シーズン1からこの構想だったのかそれとも書いていくうちにやすこにゃんが鷹山(もしくは中の人)を気に入ってここまでの地獄を用意したのかはわからないですが(脚本家さんが中の役者さんを気に入って出番が増えた、というのはちょこちょこ聞く話しなので)(アマゾンズはやすこにゃん1人脚本ですし)出てくる登場人物の中で1番に愛を注がれたキャラクターであるというのは間違いないと思います。
それくらい地獄の濃さが違う。
水沢悠がもう1人の主人公、というかむしろ最初に名前のくる方の主人公のようですが、悠の置かれている状況や生まれた理由、生きている葛藤なんて比べ物にならない。
鷹山仁の行動原理はバケモノを産み出してしまったという研究者としての責任からくる自己犠牲(とは本人は思っていないだろうけど)だと読み取れるんですが、そうは言っても限界があると思うんですよね。
こんなにも辛いなら死んだほうがマシだ、と。
死んだアマゾンの屍肉を喰らい、治らない傷口は皮膚が爛れ(あれは戦った後遺症?あのケロイドのような傷はちょっとわからなかった)、自我が保てなくなり、もはや何のために戦っているのかわからなくなっていた時間もあったんじゃないかと。

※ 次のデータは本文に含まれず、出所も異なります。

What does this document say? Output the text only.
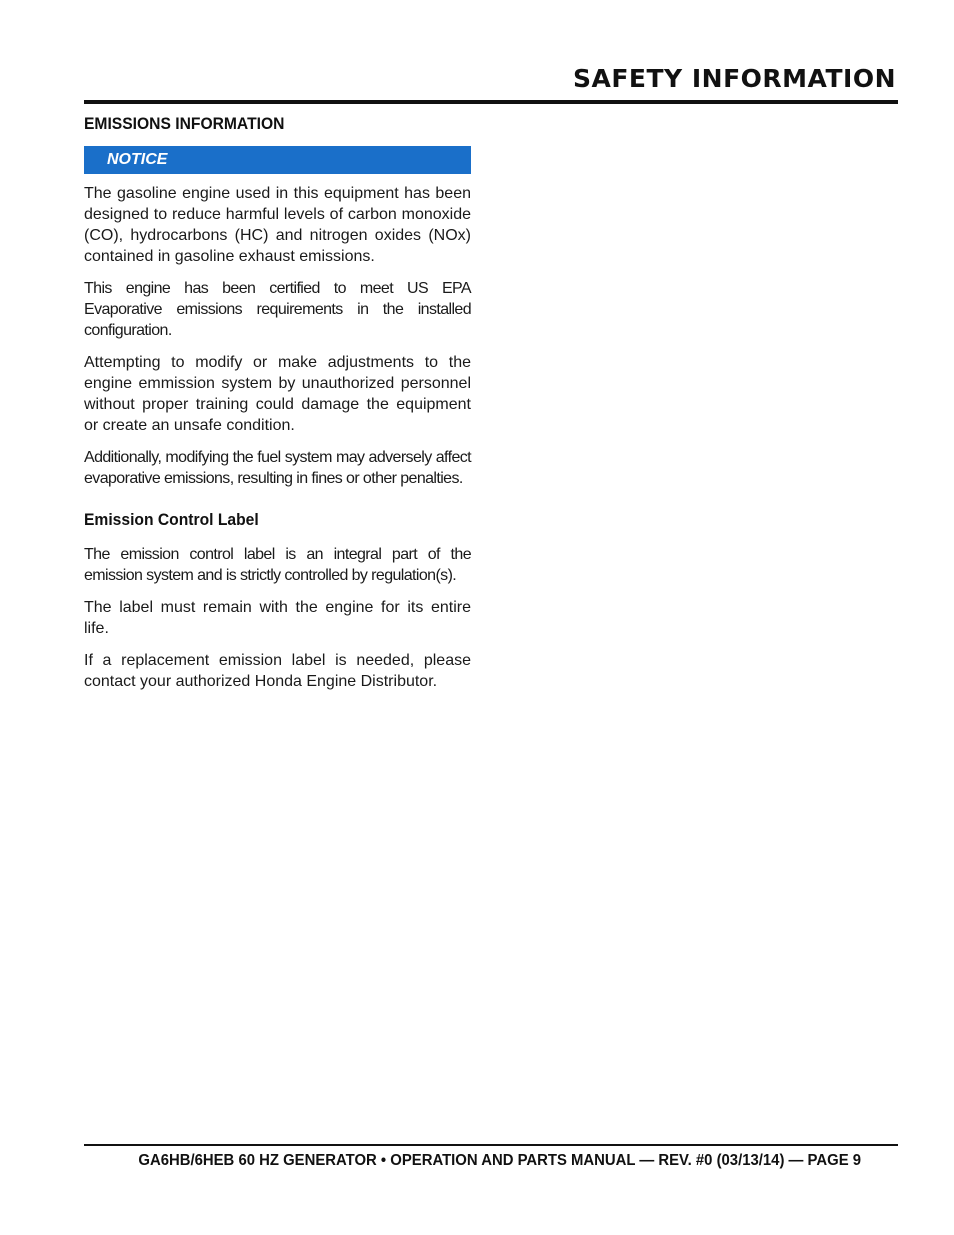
SAFETY INFORMATION
EMISSIONS INFORMATION
NOTICE

The gasoline engine used in this equipment has been designed to reduce harmful levels of carbon monoxide (CO), hydrocarbons (HC) and nitrogen oxides (NOx) contained in gasoline exhaust emissions.

This engine has been certified to meet US EPA Evaporative emissions requirements in the installed configuration.

Attempting to modify or make adjustments to the engine emmission system by unauthorized personnel without proper training could damage the equipment or create an unsafe condition.

Additionally, modifying the fuel system may adversely affect evaporative emissions, resulting in fines or other penalties.

Emission Control Label

The emission control label is an integral part of the emission system and is strictly controlled by regulation(s).

The label must remain with the engine for its entire life.

If a replacement emission label is needed, please contact your authorized Honda Engine Distributor.

GA6HB/6HEB 60 HZ GENERATOR • OPERATION AND PARTS MANUAL — REV. #0 (03/13/14) — PAGE 9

それでも七羽という最愛の女性が側で支えてくれていたからなんとか生きていられた。
途中まで、なんとか生きていた、程度だったんですよね。鷹山は。
本当は、生きながら、死にたいと思っていたんじゃないだろうか。
力尽きベルトの変身が解け、七羽さんの腕に抱かれながら、このまま永遠に目醒めたくないと思っていたんじゃないだろうか。

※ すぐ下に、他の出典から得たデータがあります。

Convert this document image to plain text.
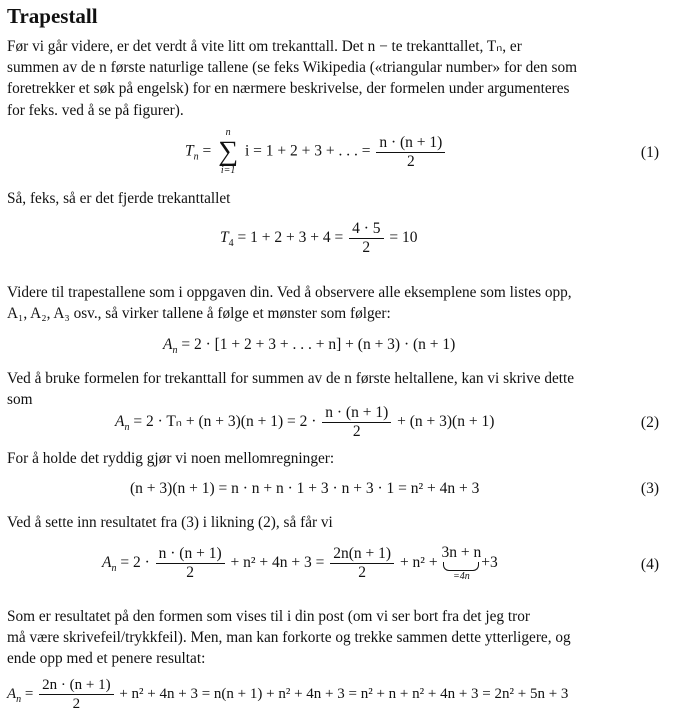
Trapestall
Før vi går videre, er det verdt å vite litt om trekanttall. Det n − te trekanttallet, Tₙ, er
summen av de n første naturlige tallene (se feks Wikipedia («triangular number» for den som
foretrekker et søk på engelsk) for en nærmere beskrivelse, der formelen under argumenteres
for feks. ved å se på figurer).
$T_n$ =
n
∑
i=1
i = 1 + 2 + 3 + . . . = $\frac{n \cdot (n + 1)}{2}$	(1)
Så, feks, så er det fjerde trekanttallet
$T_4 = 1 + 2 + 3 + 4 = \frac{4 \cdot 5}{2} = 10$
Videre til trapestallene som i oppgaven din. Ved å observere alle eksemplene som listes opp,
A₁, A₂, A₃ osv., så virker tallene å følge et mønster som følger:
$A_n = 2 \cdot [1 + 2 + 3$ + . . . + n] + (n + 3) · (n + 1)
Ved å bruke formelen for trekanttall for summen av de n første heltallene, kan vi skrive dette
som
$A_n = 2 \cdot T_n + (n + 3)(n + 1) = 2 \cdot \frac{n \cdot (n + 1)}{2} + (n + 3)(n + 1)$	(2)
For å holde det ryddig gjør vi noen mellomregninger:
(n + 3)(n + 1) = n · n + n · 1 + 3 · n + 3 · 1 = n² + 4n + 3	(3)
Ved å sette inn resultatet fra (3) i likning (2), så får vi
$A_n = 2 \cdot \frac{n \cdot (n + 1)}{2} + n^2 + 4n + 3 = \frac{2n(n + 1)}{2} + n^2 + 3n + n$
=4n
+3	(4)
Som er resultatet på den formen som vises til i din post (om vi ser bort fra det jeg tror
må være skrivefeil/trykkfeil). Men, man kan forkorte og trekke sammen dette ytterligere, og
ende opp med et penere resultat:
$A_n = \frac{2n \cdot (n + 1)}{2} + n^2 + 4n + 3 = n(n + 1) + n^2 + 4n + 3 = n^2 + n + n^2 + 4n + 3 = 2n^2 + 5n + 3$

シーズン2で現在の鷹山がどういう状況下にあるのかわからないままでも十二分に地獄でしたけど、話数が進んで鷹山の現状がこちらに開示されていくに従っていっそ、いっそこのままま殺してやってくれと何度思ったことかマジで。
だってもう、死の淵にいたんですよ。ほんの少し、握る力を緩めればいつでも死の底に落ちて行けるところにいた。
それをしなかったのは、あのバケモノのいる世界に最愛の人を残して自分だけ死ぬことはできなかったから。生きていたい理由なんてないけれど、死ねない理由だけはあった。
その気持ちだけでなんとか生きていたわけじゃないですか鷹山は。
なのに、もう、死という誘惑を断ち切るために、やすこにゃんの用意した"人参"があまりにもひどい。
最愛の人も、その人との子供も、そこに付随していただろう幸せも、もう何もかも全部自分の手で壊さないといけない。壊すまで死ねない。壊すために生きないといけない。どうしても。
他にもたくさんの地獄がこの物語にはあって、千翼の小さなしあわせがイユの地獄と背中合わせであったり、フクさんの地獄がありえなかった幸せの幻影であったり、もう色々な地獄の景色を一度に堪能できるので地獄に飢えてる人にはなかなかに良い地獄の見本市だと思うんですけど、もう当分はいいですという気分でした私は。